28. The Effect of Changing Conditions Each redox potential is actually an equilibrium constant with the sign and size of the potential indicating the position of the equilibrium under standard conditions. When conditions are not standard the position of the equilibrium and therefore the size of the potential can also change. This is important in reactions where the overall cell potential is low and close to +0.3v.

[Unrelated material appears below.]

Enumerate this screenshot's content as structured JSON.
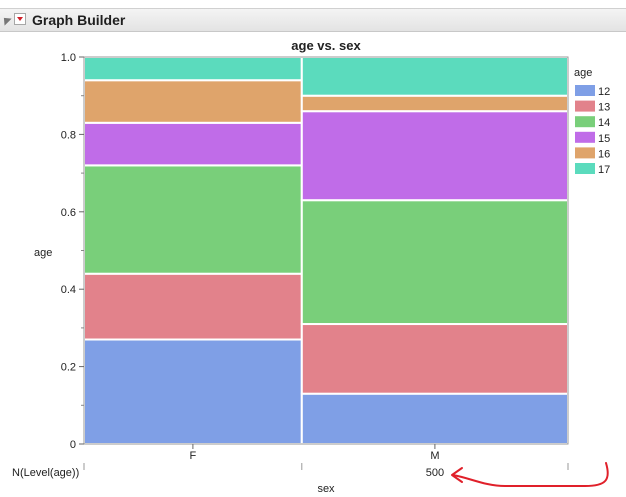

It is possible to make reactions proceed by changing conditions which would NOT proceed under standard conditions.

29. Limitations Consider Le Chatelier when deciding the effect of non standard conditions on the size of a cell potential. E.g. from p.189 Cu 2+ (aq) + 2e -  Cu (s) Increasing the concentration of the aqueous ions causes the equilibrium to shift RIGHT to remove them. This in turn causes the electrode potential to become more positive and this may cause predicted reactions to be wrong.

30. Reaction Rate Redox potentials are about equilibrium NOT rate. Some reactions with a positive E cell greater than 0.3v may go so slowly as to be useless. The larger the difference between the E Ө values the more likely a reaction will take place.